The goals of this library are to support the low-level Simplicity language, and to provide a basis for the SimplicityHL language implementation. If you wish to work on high-level programming language abstractions, you may want to visit that repo instead.

Having said that, contributions are welcome! This library is in its early stages and undergoing rapid development. We especially welcome improvements in:

  • representing and displaying type inference information and errors
  • representing and displaying information about Simplicity (sub)expressions; usefully and uniquely specifying subexpressions within larger expressions
  • improvements to the debuggability and introspection of the Bit Machine, the Simplicity interpreter.
  • testing, especially of programs that exhibit extreme behavior; improving test infrastructure and CI
  • improving the ergonomics and reliability of our vendoring scripts (see below)
  • documentation!

Minimum Supported Rust Version

The MSRV of this crate is 1.78.0. For now we will not increase this without a major version bump, though as the library matures we may change that policy.

Updating libsimplicity

This library includes a vendored copy of the libsimplicity C library, as well as files generated by the GenRustJets utility from the libsimplicity Haskell library. These files are clearly marked as being autogenerated, and may not be directly changed.

Instead, to update this code you must use the included vendor-simplicity.sh and update_jets.sh scripts.
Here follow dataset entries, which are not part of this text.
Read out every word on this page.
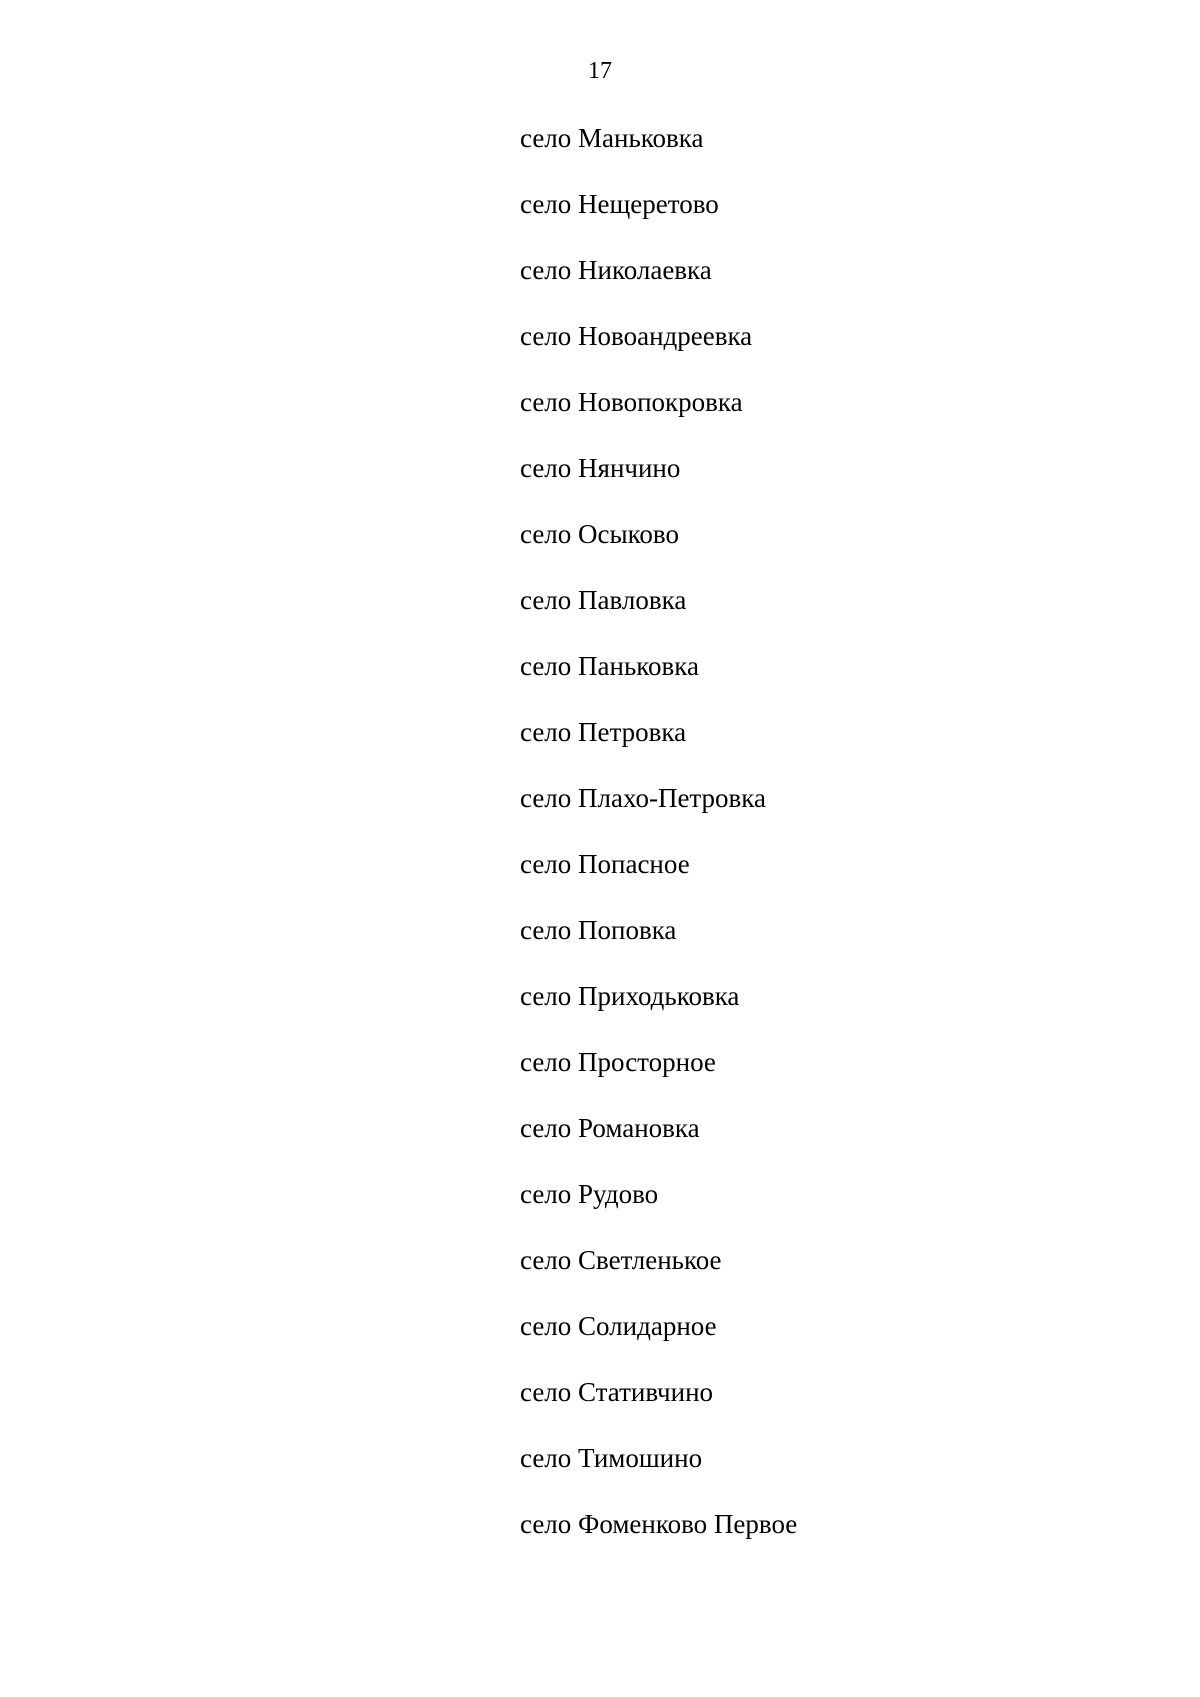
17
село Маньковка
село Нещеретово
село Николаевка
село Новоандреевка
село Новопокровка
село Нянчино
село Осыково
село Павловка
село Паньковка
село Петровка
село Плахо-Петровка
село Попасное
село Поповка
село Приходьковка
село Просторное
село Романовка
село Рудово
село Светленькое
село Солидарное
село Стативчино
село Тимошино
село Фоменково Первое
update_jets.sh requires the user has cabal and all dependencies of the libsimplicity Haskell library. Instructions for those can be found in the simplicity repository.

Benchmarking

There are two sets of benchmarks in this codebase. First, there is the jets-bench sub-crate which uses criterion to collect statistics about jet performance. These benchmarks are specifically targeted at the C jets and are intended to estimate consensus costs.

See jets-bench/README.md for information about running these benchmarks.

The second set of benchmarks are benchmarks for this library's performance. These are used to track performance of this library itself. These can be run with

RUSTFLAGS=--cfg=bench cargo +nightly bench

The custom cfg flag is used to prevent nightly-only code from polluting ordinary code.